Thoughts from Cicero

I try not to play the token Classicist in the room too often  (along with Elizabeth, that is). However, I felt I had to mention that it was with a real sense of dread that, coming off of a seminar spent puzzling over what Jakobson and Burke might think that terms “metaphor” and “metonym” mean, I turned to my assignment for my survey of Latin literature for this week: Cicero’s De Oratore, Book III. The tortured syntax of this last sentence might give some idea of why the task of trying to figure out what Cicero meant to say about metaphor and metonym was not immediately appealing to me.

The process did, however, reward me with some interesting comparative material. Cicero, or rather Cicero in the persona of L. Lucinius Crassus (not the triumvir), devotes considerable space in this dialogue to ornatus orationis, the decoration or elaboration of speech. In his discussion of tropes, he insists on a distinction between those elements of ornatus that arise from single words (singulis verbis) and those which arise on larger syntactical levels (oratione id est continuatione verborum). To the former belong trans-latio (i.e. meta-phor) and immutatio (metonym, I think), in their various forms. To the latter belongs a trope that Cicero seems not to name explicitly, though his formulation aliud dicatur, aliud intellegandum est (“one thing is said, another is to be understood”) might gloss the Greek ἀλληγορία. For Cicero, these all seem to be special cases, or applications of, the larger category of translatio.

At risk of being anachronistic, one could say that Cicero approximately anticipates Jakobson’s axis of selection (verbis singulis) and his axis of continuity (continuatione verborum), and implies that allegory – or, what we might call extended metaphor, conceit, irony (?), is a sustained transfer of contingent selections projected across an axis of continuity – if that makes sense.

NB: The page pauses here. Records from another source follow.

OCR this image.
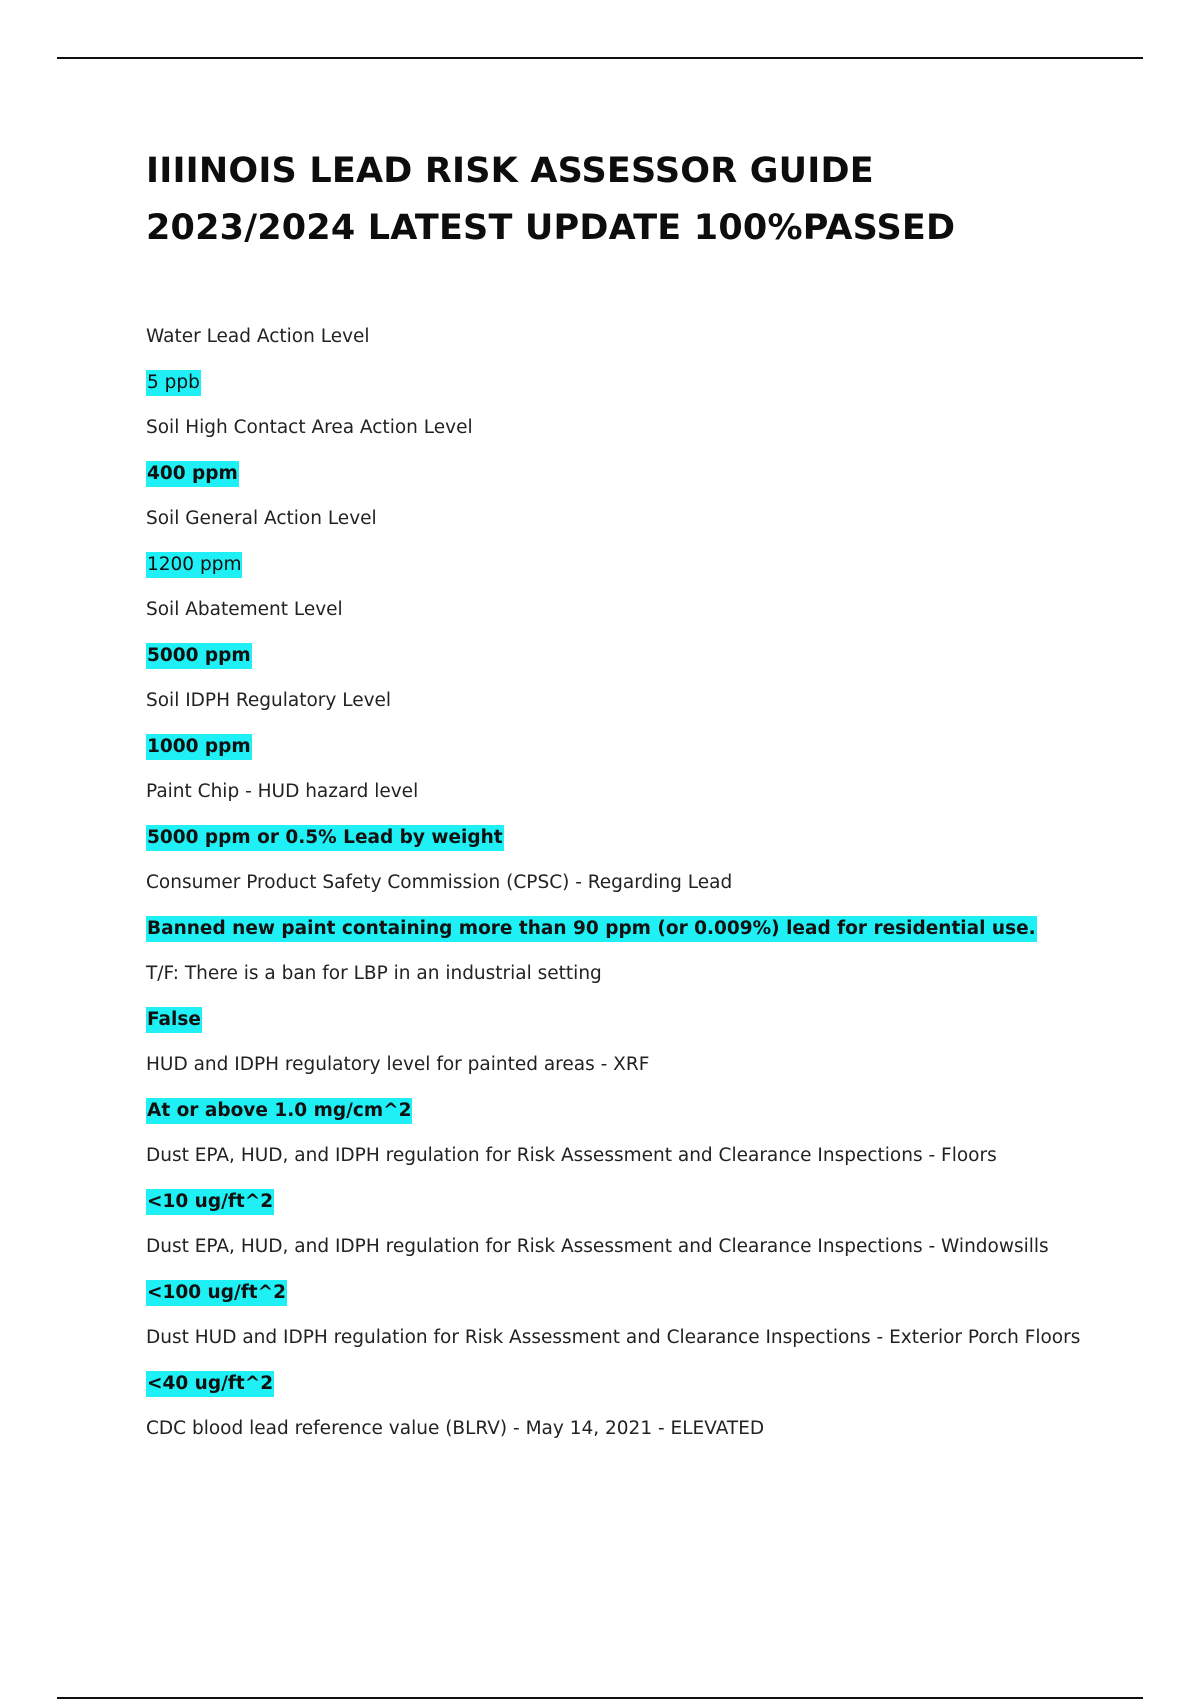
IIIINOIS LEAD RISK ASSESSOR GUIDE
2023/2024 LATEST UPDATE 100%PASSED
Water Lead Action Level
5 ppb
Soil High Contact Area Action Level
400 ppm
Soil General Action Level
1200 ppm
Soil Abatement Level
5000 ppm
Soil IDPH Regulatory Level
1000 ppm
Paint Chip - HUD hazard level
5000 ppm or 0.5% Lead by weight
Consumer Product Safety Commission (CPSC) - Regarding Lead
Banned new paint containing more than 90 ppm (or 0.009%) lead for residential use.
T/F: There is a ban for LBP in an industrial setting
False
HUD and IDPH regulatory level for painted areas - XRF
At or above 1.0 mg/cm^2
Dust EPA, HUD, and IDPH regulation for Risk Assessment and Clearance Inspections - Floors
<10 ug/ft^2
Dust EPA, HUD, and IDPH regulation for Risk Assessment and Clearance Inspections - Windowsills
<100 ug/ft^2
Dust HUD and IDPH regulation for Risk Assessment and Clearance Inspections - Exterior Porch Floors
<40 ug/ft^2
CDC blood lead reference value (BLRV) - May 14, 2021 - ELEVATED
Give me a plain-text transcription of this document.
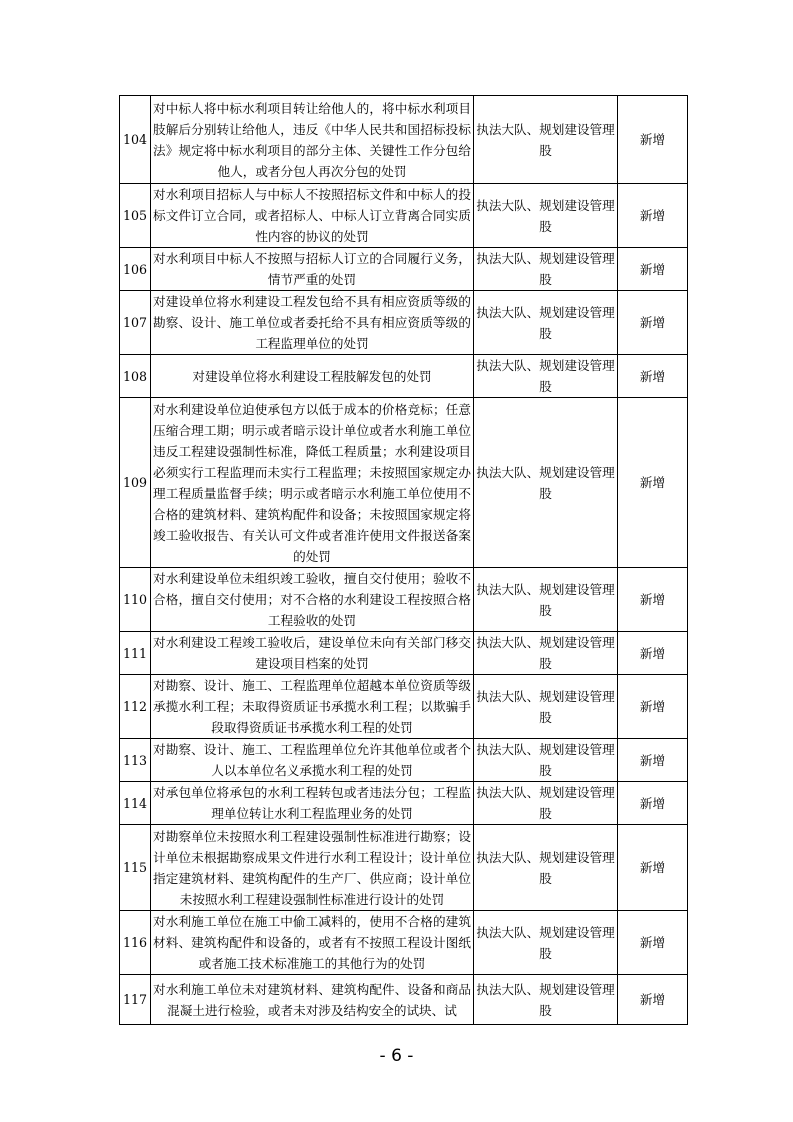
104	对中标人将中标水利项目转让给他人的，将中标水利项目肢解后分别转让给他人，违反《中华人民共和国招标投标法》规定将中标水利项目的部分主体、关键性工作分包给他人，或者分包人再次分包的处罚	执法大队、规划建设管理股	新增
105	对水利项目招标人与中标人不按照招标文件和中标人的投标文件订立合同，或者招标人、中标人订立背离合同实质性内容的协议的处罚	执法大队、规划建设管理股	新增
106	对水利项目中标人不按照与招标人订立的合同履行义务，情节严重的处罚	执法大队、规划建设管理股	新增
107	对建设单位将水利建设工程发包给不具有相应资质等级的勘察、设计、施工单位或者委托给不具有相应资质等级的工程监理单位的处罚	执法大队、规划建设管理股	新增
108	对建设单位将水利建设工程肢解发包的处罚	执法大队、规划建设管理股	新增
109	对水利建设单位迫使承包方以低于成本的价格竞标；任意压缩合理工期；明示或者暗示设计单位或者水利施工单位违反工程建设强制性标准，降低工程质量；水利建设项目必须实行工程监理而未实行工程监理；未按照国家规定办理工程质量监督手续；明示或者暗示水利施工单位使用不合格的建筑材料、建筑构配件和设备；未按照国家规定将竣工验收报告、有关认可文件或者准许使用文件报送备案的处罚	执法大队、规划建设管理股	新增
110	对水利建设单位未组织竣工验收，擅自交付使用；验收不合格，擅自交付使用；对不合格的水利建设工程按照合格工程验收的处罚	执法大队、规划建设管理股	新增
111	对水利建设工程竣工验收后，建设单位未向有关部门移交建设项目档案的处罚	执法大队、规划建设管理股	新增
112	对勘察、设计、施工、工程监理单位超越本单位资质等级承揽水利工程；未取得资质证书承揽水利工程；以欺骗手段取得资质证书承揽水利工程的处罚	执法大队、规划建设管理股	新增
113	对勘察、设计、施工、工程监理单位允许其他单位或者个人以本单位名义承揽水利工程的处罚	执法大队、规划建设管理股	新增
114	对承包单位将承包的水利工程转包或者违法分包；工程监理单位转让水利工程监理业务的处罚	执法大队、规划建设管理股	新增
115	对勘察单位未按照水利工程建设强制性标准进行勘察；设计单位未根据勘察成果文件进行水利工程设计；设计单位指定建筑材料、建筑构配件的生产厂、供应商；设计单位未按照水利工程建设强制性标准进行设计的处罚	执法大队、规划建设管理股	新增
116	对水利施工单位在施工中偷工减料的，使用不合格的建筑材料、建筑构配件和设备的，或者有不按照工程设计图纸或者施工技术标准施工的其他行为的处罚	执法大队、规划建设管理股	新增
117	对水利施工单位未对建筑材料、建筑构配件、设备和商品混凝土进行检验，或者未对涉及结构安全的试块、试	执法大队、规划建设管理股	新增
- 6 -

These are not complete thoughts, just some off-the-cuff reflections. I’m not sure how what Cicero says here in his de Oratore stacks up against what he says in his other rhetorical treatises, how all of that compares to other ancient Greek and Roman treatises on rhetoric and style, and what other intervening texts would have mediated the early modern reception of these classical terms. Cicero must be in the mix somewhere so I thought I’d share – though it’s worth noting that he frames this text as more of a practical than a theoretical enterprise. When you see how many different people have in different contexts tried to fix the slippery terms of metaphor and metonym over the years, you begin to understand why it is so hard to employ them consistently. Which brings me back, again, to what I hope is not too harsh a question: how well are these terms working for us as units of analysis?